Ovviamente trovo il suo messaggio delle otto che dice "Arrivato e già al lavoro. Baci".
"Non odiarmi ma ho visto il tuo messaggio adesso perché dormivo. Buon lavoro. Bacioni". Spero che colga la citazione.
"Bacioni lo dici a qualcun altro". L'ha colta.
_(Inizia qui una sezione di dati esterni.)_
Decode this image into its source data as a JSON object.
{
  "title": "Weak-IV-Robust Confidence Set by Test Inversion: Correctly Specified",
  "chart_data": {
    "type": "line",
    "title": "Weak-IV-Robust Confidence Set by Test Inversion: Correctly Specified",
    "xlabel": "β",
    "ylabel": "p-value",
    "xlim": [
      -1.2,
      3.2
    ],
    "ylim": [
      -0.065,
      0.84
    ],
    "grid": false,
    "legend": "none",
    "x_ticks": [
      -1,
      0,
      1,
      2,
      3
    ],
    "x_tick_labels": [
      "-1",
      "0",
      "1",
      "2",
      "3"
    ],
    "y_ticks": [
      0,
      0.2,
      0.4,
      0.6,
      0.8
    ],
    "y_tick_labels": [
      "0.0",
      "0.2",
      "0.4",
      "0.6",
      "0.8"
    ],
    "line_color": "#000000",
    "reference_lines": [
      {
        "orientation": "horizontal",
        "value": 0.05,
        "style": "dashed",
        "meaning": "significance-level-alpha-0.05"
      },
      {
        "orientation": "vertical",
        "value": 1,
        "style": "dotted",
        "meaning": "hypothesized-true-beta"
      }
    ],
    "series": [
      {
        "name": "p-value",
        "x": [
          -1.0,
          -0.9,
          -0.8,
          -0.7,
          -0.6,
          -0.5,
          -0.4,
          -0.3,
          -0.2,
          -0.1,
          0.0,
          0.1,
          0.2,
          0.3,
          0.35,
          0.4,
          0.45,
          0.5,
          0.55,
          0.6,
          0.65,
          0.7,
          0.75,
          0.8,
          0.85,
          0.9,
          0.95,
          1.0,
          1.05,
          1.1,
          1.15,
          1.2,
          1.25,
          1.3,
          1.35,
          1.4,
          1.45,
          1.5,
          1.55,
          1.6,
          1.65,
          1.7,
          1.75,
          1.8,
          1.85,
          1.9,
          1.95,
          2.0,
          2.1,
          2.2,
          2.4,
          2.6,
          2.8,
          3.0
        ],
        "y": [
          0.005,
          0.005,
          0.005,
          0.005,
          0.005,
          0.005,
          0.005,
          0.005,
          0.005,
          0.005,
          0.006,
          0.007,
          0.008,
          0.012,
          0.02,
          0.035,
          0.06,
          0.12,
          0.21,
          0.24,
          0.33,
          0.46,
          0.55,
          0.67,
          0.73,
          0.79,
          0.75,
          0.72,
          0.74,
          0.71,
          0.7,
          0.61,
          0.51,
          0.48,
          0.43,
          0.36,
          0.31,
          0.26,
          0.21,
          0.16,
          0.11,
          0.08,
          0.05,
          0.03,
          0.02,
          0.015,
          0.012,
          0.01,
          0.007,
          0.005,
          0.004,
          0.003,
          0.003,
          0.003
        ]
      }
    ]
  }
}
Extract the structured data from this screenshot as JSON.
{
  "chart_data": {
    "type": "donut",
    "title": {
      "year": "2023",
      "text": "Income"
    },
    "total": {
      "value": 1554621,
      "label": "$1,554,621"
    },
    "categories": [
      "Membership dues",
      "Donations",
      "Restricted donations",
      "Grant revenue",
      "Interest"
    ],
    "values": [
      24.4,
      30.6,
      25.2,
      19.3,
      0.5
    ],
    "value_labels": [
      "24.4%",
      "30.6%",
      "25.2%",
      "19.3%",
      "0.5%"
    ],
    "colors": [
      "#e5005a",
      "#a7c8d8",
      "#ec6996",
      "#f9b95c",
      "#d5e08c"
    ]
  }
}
Mi accorgo che c'è anche una chiamata persa di mia madre, la richiamo.
"Non mi devi dire niente?"
"Mamma, dire cosa? Ma magari anche buongiorno eh".
"Cosa ci facevi in aeroporto stamattina presto?"
"Cosa ti fa pensare che io fossi in aeroporto stamattina mamma? Mi sono svegliata adesso".
"Perché ti ha visto Francesca, l'amica di Alessandro che ci lavora". Cazzo, la ragazza del check in! Alessandro è mio fratello.
"Mamma, si sarà confusa, mi ha visto due volte, di cui l'ultima penso fossero ancora alle medie".
"Ho davanti a me la foto che ha mandato a tuo fratello, dove stai dando con tutta evidenza il buon viaggio a qualcuno".
"Ok mamma, dobbiamo parlare".

La telefonata con mia madre è lunga è snervante, perché ovviamente mi fa l'elenco di tutto ciò che ho sbagliato, che ho fatto male, di tutte le mie caratteristiche che fanno sì che nessun uomo sano di mente possa stare con me, figuriamoco il Presidente del Consiglio.
Punto numero uno: non si bacia in quel modo un uomo in pubblico, poi figuriamoci uno in quella posizione. È inopportuno, ineducato e di cattivo gusto.
Punto numero due: cosa penso che un uomo così possa trovare in una come me? Non sono elegante, sono troppo irruenta, sono grassa, non penso prima di parlare, lui ha bisogno di una donna di classe che non gli faccia fare brutte figure nelle occasioni ufficiali.
Punto numero tre, corollario del punto numero due: se era con me, è per un solo motivo e cioè gliel'ho data perché sono una donna di facili costumi che la dà in giro senza grossi problemi.
Ovviamente la telefonata è finita in litigio, e nonostante io abbia rimandato al mittente punto per punto ogni sua affermazione, il fatto è che nessuno come mia madre ha il potere di distruggermi, di scavare con ogni parola ferite profonde e di gettare sale su quelle precedentemente inferte.
Piango di rabbia per un paio d'ore e nel frattempo mando anche un messaggio a mio fratello:
"Se la tua amica fa girare quella foto, dille che passerà guai seri". Non ho ancora deciso se sia il caso di farlo sapere a Giuseppe.
Mio fratello non mi risponde, ma sono sicura che il messaggio arriverà a destinazione.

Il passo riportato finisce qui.